# Relations in a set

• Sep 5th 2010, 08:10 AM
atreyyu
Relations in a set
Hello,
Given is a positive integer \$\displaystyle k\$. Prove that out of every set of integers which has more than \$\displaystyle 3^k\$ elements one can pick out a sub-set \$\displaystyle S\$ with \$\displaystyle k+1\$ elements and the following quality:
for any two subsets \$\displaystyle A,B\subseteq S\$ the sum of all elements in A is different from the sum of all elements in B.

I've been trying to play with base-system representation for a while but it leads me nowhere. Your help will be appreciated.
• Sep 5th 2010, 10:43 AM
Pim
I'm not sure about this, but I do have an idea about how you could approach this. Maybe you can prove that there is a subset you can make such that all numbers are "out of reach". For example, for k = 3 and the set is all numbers up until 27, the numbers 1, 4, 9 and 27 satisfy S.

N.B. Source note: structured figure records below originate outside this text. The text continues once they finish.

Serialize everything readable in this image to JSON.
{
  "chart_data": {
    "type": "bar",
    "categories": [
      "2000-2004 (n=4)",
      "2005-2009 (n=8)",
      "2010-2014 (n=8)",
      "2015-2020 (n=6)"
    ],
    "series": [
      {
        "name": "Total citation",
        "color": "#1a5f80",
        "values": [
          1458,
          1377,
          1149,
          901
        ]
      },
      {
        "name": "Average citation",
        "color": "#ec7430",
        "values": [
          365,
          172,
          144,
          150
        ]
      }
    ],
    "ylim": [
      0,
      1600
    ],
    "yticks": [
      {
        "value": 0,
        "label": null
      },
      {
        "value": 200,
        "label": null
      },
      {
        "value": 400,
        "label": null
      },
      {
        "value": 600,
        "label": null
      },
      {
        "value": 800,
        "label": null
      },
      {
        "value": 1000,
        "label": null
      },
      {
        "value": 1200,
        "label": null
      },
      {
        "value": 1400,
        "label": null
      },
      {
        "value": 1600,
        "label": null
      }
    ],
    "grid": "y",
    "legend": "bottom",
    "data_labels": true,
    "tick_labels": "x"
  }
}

Maybe if you order them and pick the \$\displaystyle 3^0\$th, \$\displaystyle 3^1\$th, \$\displaystyle 3^2\$th, \$\displaystyle 3^3\$th, etc. ?
• Sep 5th 2010, 11:42 AM
atreyyu
Ok, but these numbers don't have to start with 1 and increment by 1, they can be any numbers, including negatives.
• Sep 5th 2010, 10:03 PM
Pim
Yeah, I know. Hence the "maybe if you order them".
I have no idea how to actually prove this, but this was something that sprang to mind.